Wednesday, April 25, 2012

The Truth? Not Quite












A photojournalist working for the LA Times was fired April 1 immediately after his editors discovered that he had combined two of his Iraqi photographs into one to "improve" the composition.If you look at the above images you can see he took the top two and used them to create the bottom images that is visually striking.

The widely published image, of an armed British soldier and Iraqi civilians under hostile fire in Basra seems to show the soldier gesturing at the civilians – urging them to seek cover – as a standing man holding a young child in his arms seems to look at the soldier imploringly. 

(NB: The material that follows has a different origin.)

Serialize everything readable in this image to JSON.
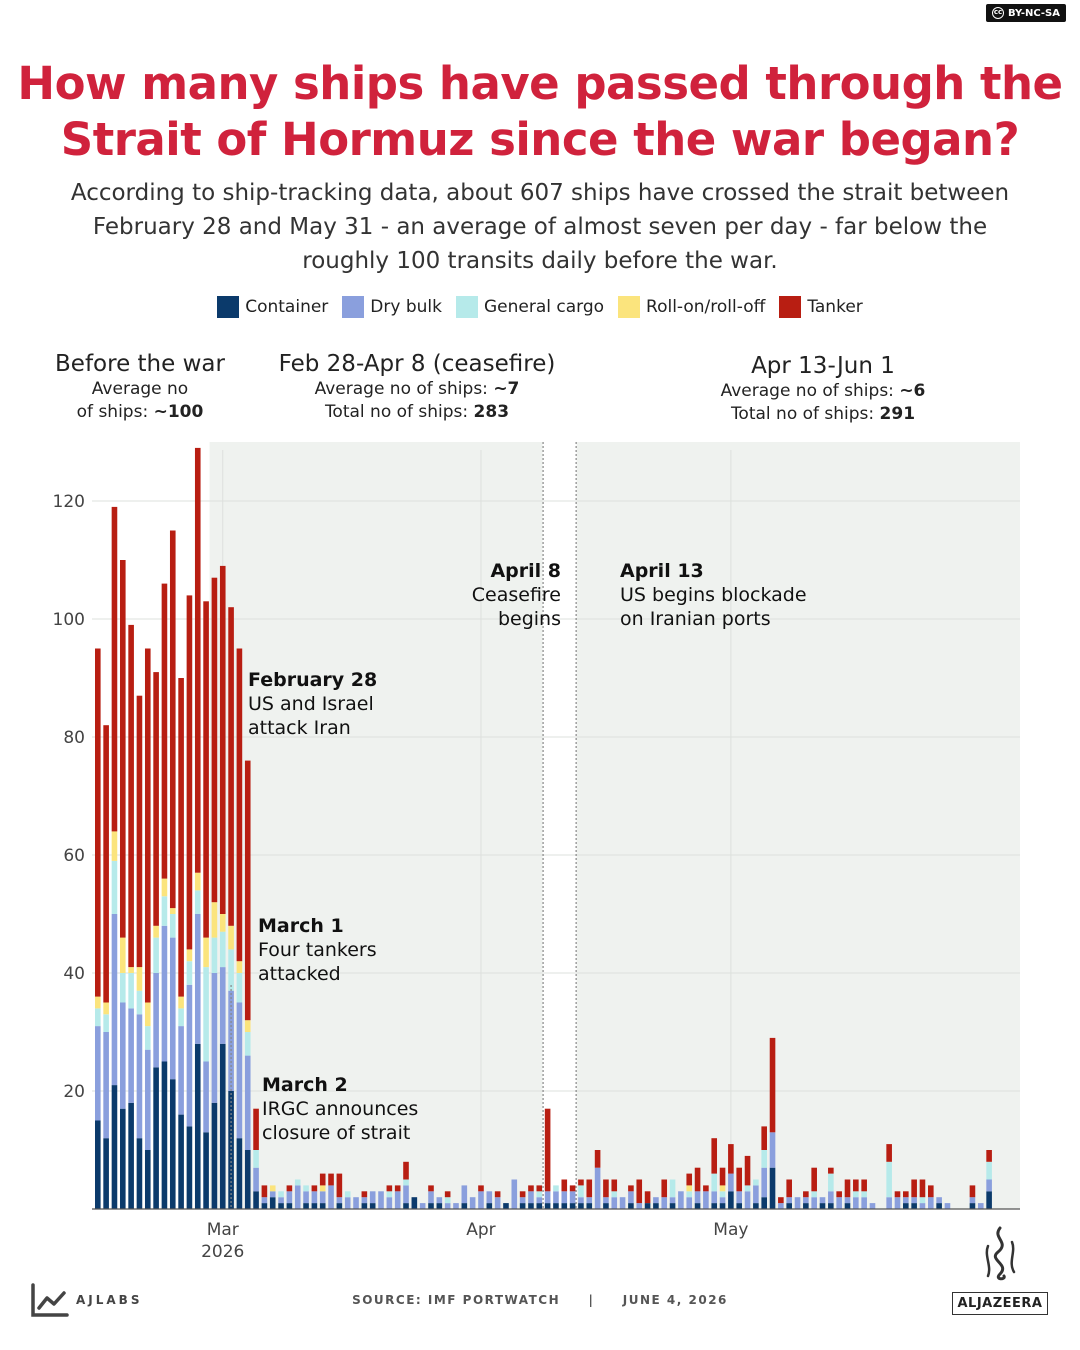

Not surprisingly, it ran Page One, large and above the fold, in the Times, and across all six front-page columns of the Hartford Courant, which, like the LA Times, is a Tribune Company property. 

But the picture is a fake – a computer-generated amalgam of two different photographs, made one after the other.

A 20-year veteran of the news business, Brian Walski was confronted by his editors, confessed, and accepted his summary punishment. He called his action a "complete breakdown in judgment" that was caused in part by the stress of his assignment. [It should be noted, though, that Walski did not just push the wrong button and send the wrong picture in the exhausting heat of the moment. He had to consciously manipulate his two digital pictures in Photoshop – an action requiring both skill and intent. He had to create the separate, faked, image, and – again with intent – transmit it to his editors, saying nothing about the alteration.] 

That fine line between fact and fiction in photojournalism is what really interests me. I think it is clear that although the photograph is striking it didn't occur in real life that moment never took place and the photographer lied.